At no point do the Flim-Flam Brothers lie. At no point do they cheat or steal or break a promise. Under the rules of business ethics they have done nothing wrong. And yet as I said their introductory musical number depicts them as con men, and the episode as a whole is clearly structured with them as villains. This moment is the reason why: Because unlike Applejack, they are good at business, and as such they are completely willing to sacrifice quality (or anything else) at a moment’s notice. They are rational in the economic sense, willing to do what it takes to get what they want, and what they want is to make money and to win.

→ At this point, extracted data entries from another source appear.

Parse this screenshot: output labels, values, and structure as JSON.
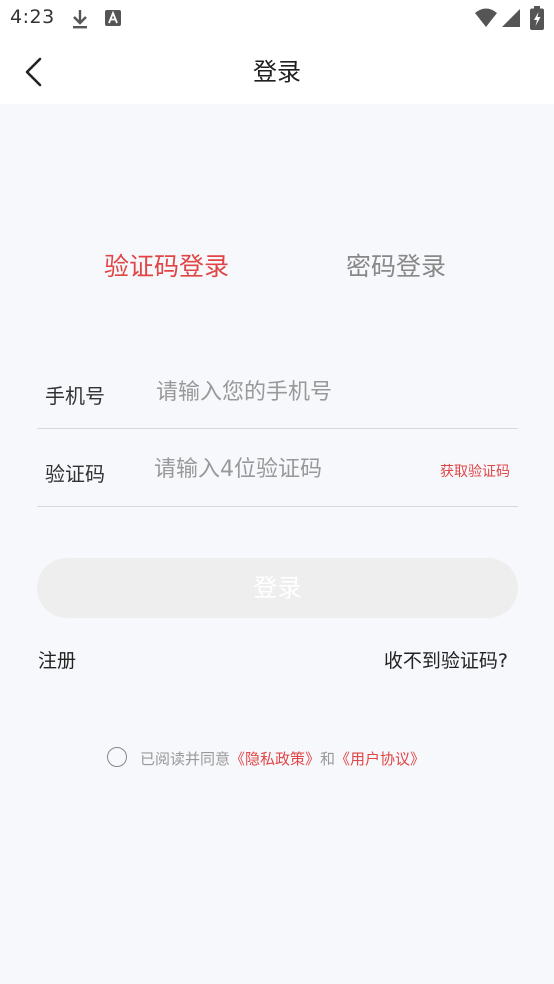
{
  "status_bar": {
    "time": "4:23",
    "icons": [
      "download-icon",
      "a-badge-icon",
      "wifi-icon",
      "signal-icon",
      "battery-charging-icon"
    ]
  },
  "header": {
    "title": "登录",
    "back_icon": "chevron-left-icon"
  },
  "tabs": {
    "sms_login": "验证码登录",
    "password_login": "密码登录",
    "active": "sms_login"
  },
  "form": {
    "phone_label": "手机号",
    "phone_placeholder": "请输入您的手机号",
    "phone_value": "",
    "code_label": "验证码",
    "code_placeholder": "请输入4位验证码",
    "code_value": "",
    "get_code_label": "获取验证码"
  },
  "actions": {
    "login_label": "登录",
    "register_label": "注册",
    "no_code_label": "收不到验证码?"
  },
  "agreement": {
    "prefix": "已阅读并同意",
    "privacy_link": "《隐私政策》",
    "and": "和",
    "user_link": "《用户协议》",
    "checked": false
  },
  "colors": {
    "accent": "#e04646",
    "button_disabled": "#eeeeee",
    "background": "#f7f8fc"
  }
}
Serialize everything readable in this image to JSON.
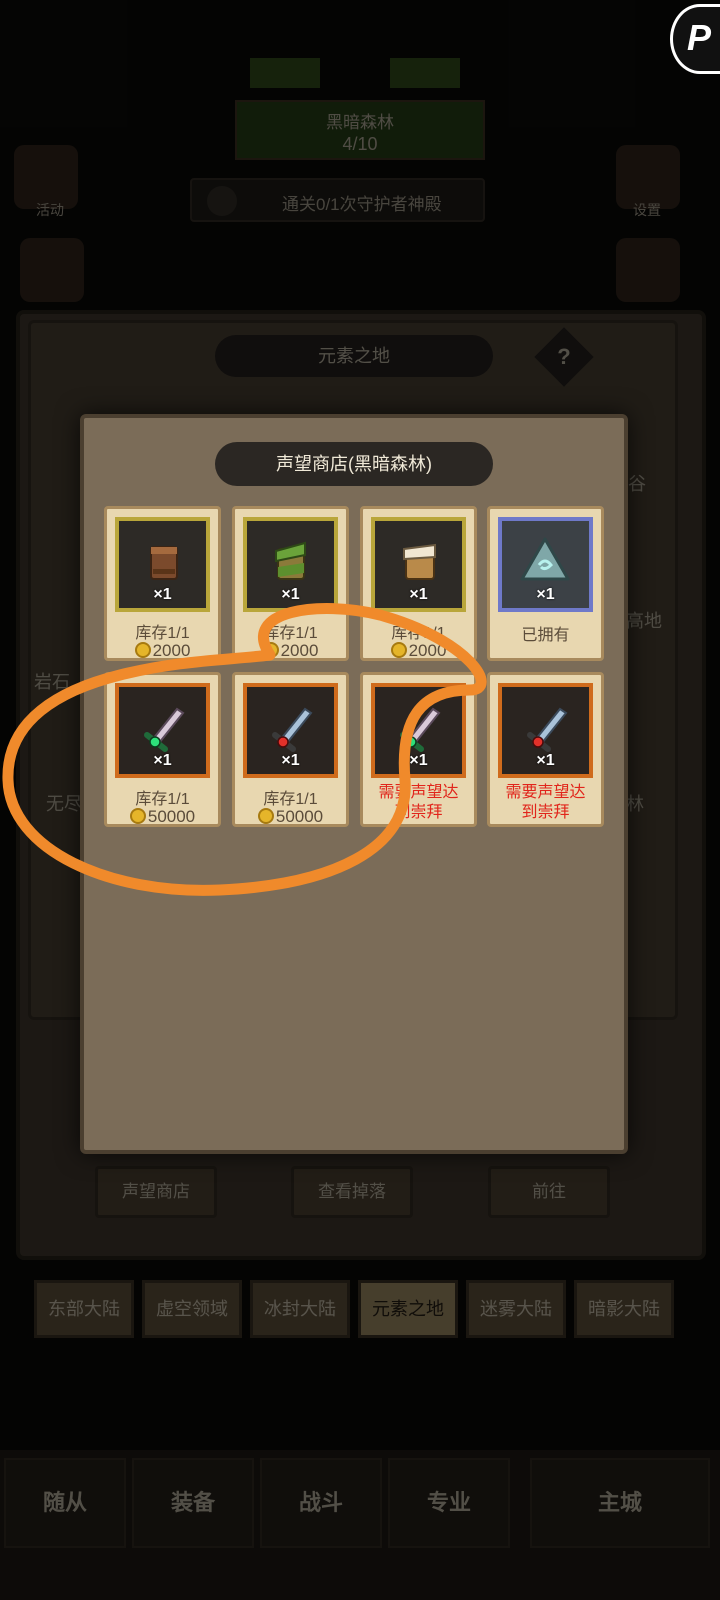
{
  "background": {
    "map_name": "黑暗森林",
    "map_progress": "4/10",
    "quest_text": "通关0/1次守护者神殿",
    "left_side_label": "活动",
    "right_side_label": "设置",
    "region_title": "元素之地",
    "help_symbol": "?",
    "peek_texts": [
      "岩石",
      "无尽",
      "高地",
      "谷",
      "林"
    ],
    "bottom_buttons": [
      "声望商店",
      "查看掉落",
      "前往"
    ],
    "continents": [
      "东部大陆",
      "虚空领域",
      "冰封大陆",
      "元素之地",
      "迷雾大陆",
      "暗影大陆"
    ],
    "active_continent": "元素之地",
    "nav_items": [
      "随从",
      "装备",
      "战斗",
      "专业",
      "主城"
    ]
  },
  "shop": {
    "title": "声望商店(黑暗森林)",
    "items": [
      {
        "icon": "leather-bracer-icon",
        "frame": "gold",
        "qty": "×1",
        "stock": "库存1/1",
        "price": "2000"
      },
      {
        "icon": "green-bracer-icon",
        "frame": "gold",
        "qty": "×1",
        "stock": "库存1/1",
        "price": "2000"
      },
      {
        "icon": "cloth-bracer-icon",
        "frame": "gold",
        "qty": "×1",
        "stock": "库存1/1",
        "price": "2000"
      },
      {
        "icon": "rune-stone-icon",
        "frame": "blue",
        "qty": "×1",
        "status": "已拥有"
      },
      {
        "icon": "green-gem-dagger-icon",
        "frame": "orange",
        "qty": "×1",
        "stock": "库存1/1",
        "price": "50000"
      },
      {
        "icon": "red-gem-dagger-icon",
        "frame": "orange",
        "qty": "×1",
        "stock": "库存1/1",
        "price": "50000"
      },
      {
        "icon": "green-gem-dagger-icon",
        "frame": "orange",
        "qty": "×1",
        "requirement": "需要声望达到崇拜"
      },
      {
        "icon": "red-gem-dagger-icon",
        "frame": "orange",
        "qty": "×1",
        "requirement": "需要声望达到崇拜"
      }
    ]
  },
  "colors": {
    "annotation": "#f08a2b",
    "requirement_text": "#e1251b",
    "coin": "#e5b52a"
  }
}
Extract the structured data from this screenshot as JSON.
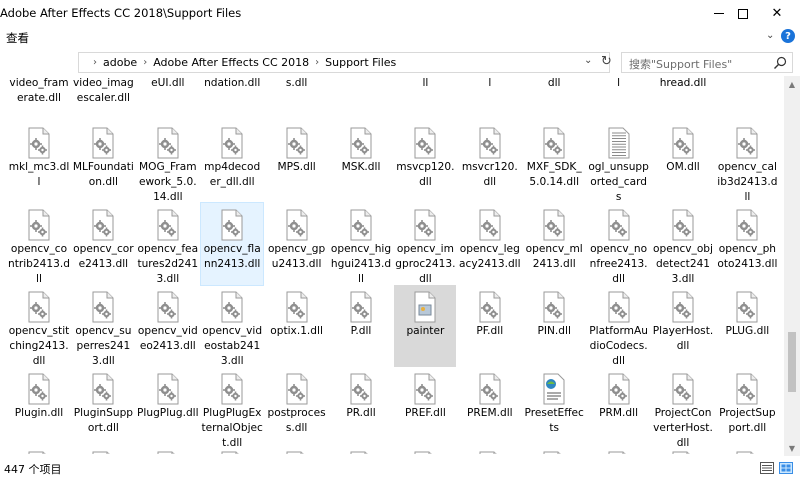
{
  "window": {
    "title": "Adobe After Effects CC 2018\\Support Files",
    "minimize_label": "",
    "maximize_label": "",
    "close_label": "✕"
  },
  "ribbon": {
    "view_tab": "查看",
    "expand_glyph": "⌄",
    "help": "?"
  },
  "address": {
    "crumbs": [
      "adobe",
      "Adobe After Effects CC 2018",
      "Support Files"
    ],
    "separator": "›"
  },
  "search": {
    "placeholder": "搜索\"Support Files\""
  },
  "status": {
    "item_count": "447 个项目"
  },
  "top_row": [
    "video_framerate.dll",
    "video_imagescaler.dll",
    "eUI.dll",
    "ndation.dll",
    "s.dll",
    "",
    "ll",
    "l",
    "dll",
    "l",
    "hread.dll",
    ""
  ],
  "files": [
    [
      "mkl_mc3.dll",
      "MLFoundation.dll",
      "MOG_Framework_5.0.14.dll",
      "mp4decoder_dll.dll",
      "MPS.dll",
      "MSK.dll",
      "msvcp120.dll",
      "msvcr120.dll",
      "MXF_SDK_5.0.14.dll",
      "ogl_unsupported_cards",
      "OM.dll",
      "opencv_calib3d2413.dll"
    ],
    [
      "opencv_contrib2413.dll",
      "opencv_core2413.dll",
      "opencv_features2d2413.dll",
      "opencv_flann2413.dll",
      "opencv_gpu2413.dll",
      "opencv_highgui2413.dll",
      "opencv_imgproc2413.dll",
      "opencv_legacy2413.dll",
      "opencv_ml2413.dll",
      "opencv_nonfree2413.dll",
      "opencv_objdetect2413.dll",
      "opencv_photo2413.dll"
    ],
    [
      "opencv_stitching2413.dll",
      "opencv_superres2413.dll",
      "opencv_video2413.dll",
      "opencv_videostab2413.dll",
      "optix.1.dll",
      "P.dll",
      "painter",
      "PF.dll",
      "PIN.dll",
      "PlatformAudioCodecs.dll",
      "PlayerHost.dll",
      "PLUG.dll"
    ],
    [
      "Plugin.dll",
      "PluginSupport.dll",
      "PlugPlug.dll",
      "PlugPlugExternalObject.dll",
      "postprocess.dll",
      "PR.dll",
      "PREF.dll",
      "PREM.dll",
      "PresetEffects",
      "PRM.dll",
      "ProjectConverterHost.dll",
      "ProjectSupport.dll"
    ]
  ],
  "colors": {
    "selection": "#e5f3ff",
    "painter_bg": "#d9d9d9",
    "help_blue": "#1a73d9"
  }
}
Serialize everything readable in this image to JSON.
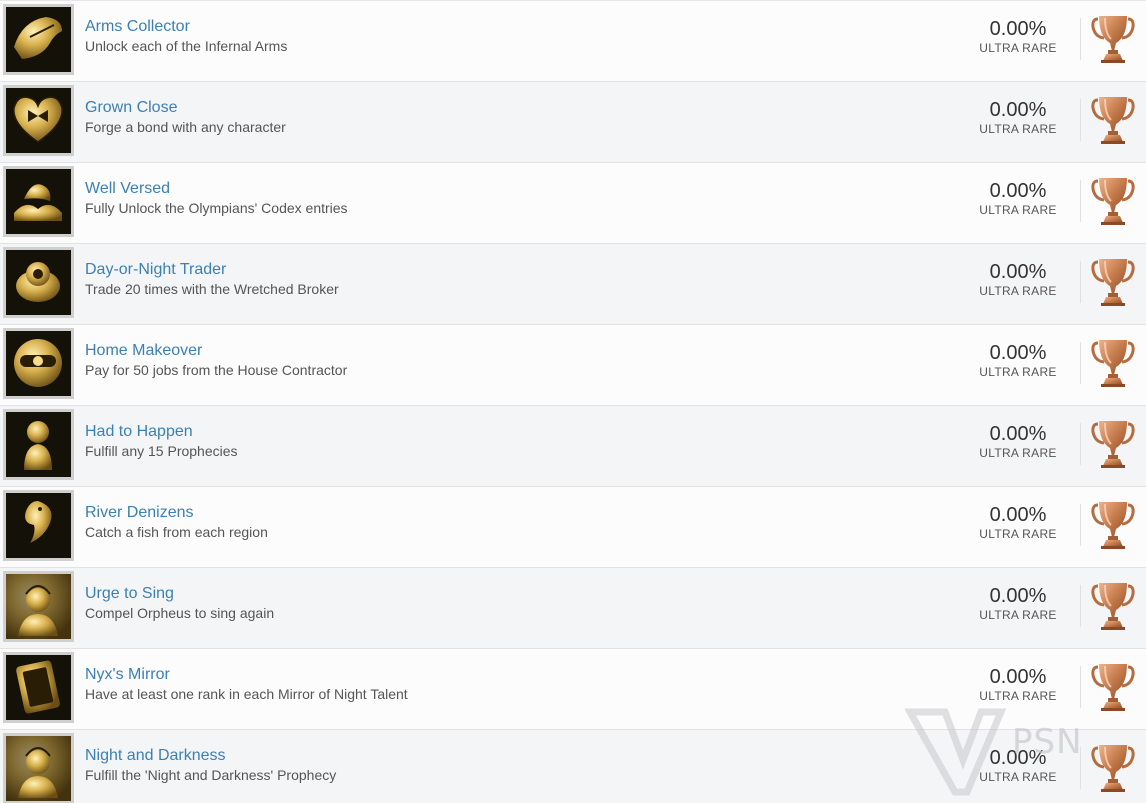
{
  "trophies": [
    {
      "title": "Arms Collector",
      "description": "Unlock each of the Infernal Arms",
      "percent": "0.00%",
      "rarity": "ULTRA RARE",
      "grade": "bronze",
      "icon": "infernal-arms-icon"
    },
    {
      "title": "Grown Close",
      "description": "Forge a bond with any character",
      "percent": "0.00%",
      "rarity": "ULTRA RARE",
      "grade": "bronze",
      "icon": "heart-bond-icon"
    },
    {
      "title": "Well Versed",
      "description": "Fully Unlock the Olympians' Codex entries",
      "percent": "0.00%",
      "rarity": "ULTRA RARE",
      "grade": "bronze",
      "icon": "olympians-codex-icon"
    },
    {
      "title": "Day-or-Night Trader",
      "description": "Trade 20 times with the Wretched Broker",
      "percent": "0.00%",
      "rarity": "ULTRA RARE",
      "grade": "bronze",
      "icon": "wretched-broker-icon"
    },
    {
      "title": "Home Makeover",
      "description": "Pay for 50 jobs from the House Contractor",
      "percent": "0.00%",
      "rarity": "ULTRA RARE",
      "grade": "bronze",
      "icon": "house-contractor-icon"
    },
    {
      "title": "Had to Happen",
      "description": "Fulfill any 15 Prophecies",
      "percent": "0.00%",
      "rarity": "ULTRA RARE",
      "grade": "bronze",
      "icon": "fates-statue-icon"
    },
    {
      "title": "River Denizens",
      "description": "Catch a fish from each region",
      "percent": "0.00%",
      "rarity": "ULTRA RARE",
      "grade": "bronze",
      "icon": "fish-icon"
    },
    {
      "title": "Urge to Sing",
      "description": "Compel Orpheus to sing again",
      "percent": "0.00%",
      "rarity": "ULTRA RARE",
      "grade": "bronze",
      "icon": "orpheus-portrait-icon"
    },
    {
      "title": "Nyx's Mirror",
      "description": "Have at least one rank in each Mirror of Night Talent",
      "percent": "0.00%",
      "rarity": "ULTRA RARE",
      "grade": "bronze",
      "icon": "mirror-of-night-icon"
    },
    {
      "title": "Night and Darkness",
      "description": "Fulfill the 'Night and Darkness' Prophecy",
      "percent": "0.00%",
      "rarity": "ULTRA RARE",
      "grade": "bronze",
      "icon": "nyx-portrait-icon"
    }
  ],
  "watermark": {
    "text": "PSN",
    "icon": "psnprofiles-watermark-icon"
  },
  "colors": {
    "title_link": "#3b80b4",
    "description": "#555555",
    "bronze": "#c47a4a",
    "row_odd": "#fcfcfd",
    "row_even": "#f4f5f7"
  }
}
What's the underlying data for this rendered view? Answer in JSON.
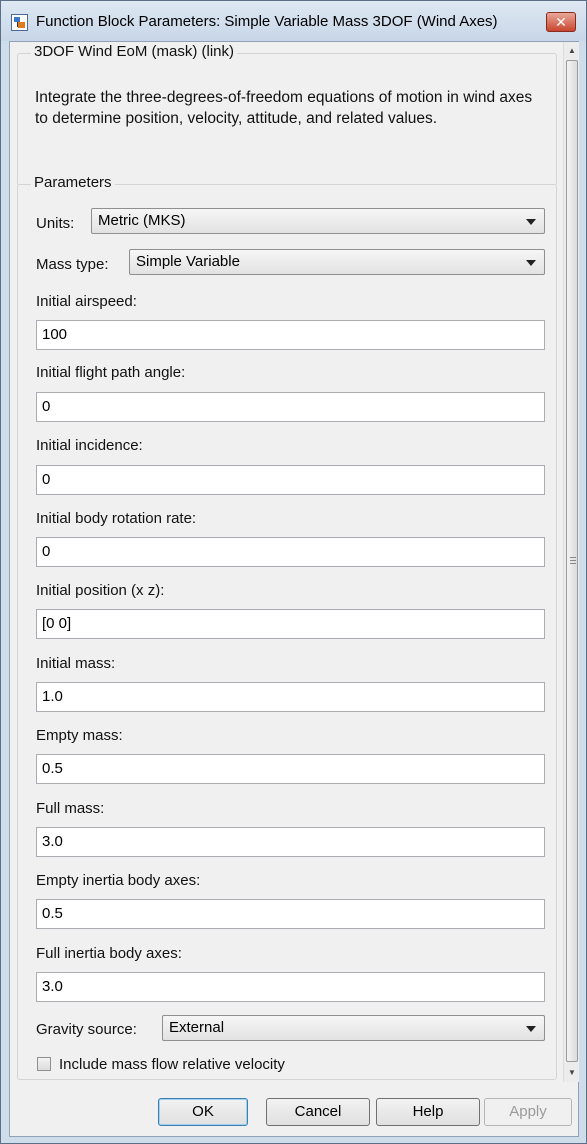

Put another way: Applejack is a farmer who uses money as a means to maintain her farm, to the end of producing products such as cider. The Flim-Flam Brothers are businessmen who use cider as a means to make money. They are alienated from the product of their work (and yes, I am aware of the irony that this is not only despite but because they own the means of production), caring neither about its quality nor the happiness of their customers so long as they can get money out of it. Remember again Scrooge’s invisible army of employees, the fact that he never seems to engage with the actual work his businesses do, but rather goes off to microscopically increase his wealth with treasure hunts that take weeks and probably do not involve more than a couple of million in profit per trip, a fraction of a percent of what a single large-scale contract could earn him, and contrast to this Applejack, who gets her hands dirty, who values her creation not for what it can get her, not so that she can swim in a big bin of money, but because it is, in itself, a thing of value and worth.

The villainy of the Flim-Flam Brothers is that they value nothing for itself, only for what it can get them. They are the essence of capitalism, the price of setting a price for everything–a core assumption of capitalism is that everything has a monetary value and can be substituted for something else of equal monetary value, so there exists some quantity of potatoes worth giving up all your dreams for. So of course, in the end, we cannot have the moral spelled out for us. We must have Applejack simply declare that she learned nothing, because she really did know it all along, as we all do: business ethics aren’t ethical. Honesty alone is not enough to be good; it must bring in its friends, such as kindness and generosity and loyalty and laughter–it must involve compassion, caring about what you’re doing–to balance itself.

The fundamental difference between Equestria and our world is not magic, it’s not the talking animals, it’s not even the filter of self-censorship necessary in making a show for children. It is simply that in our world, the Flim-Flam Brothers are in charge.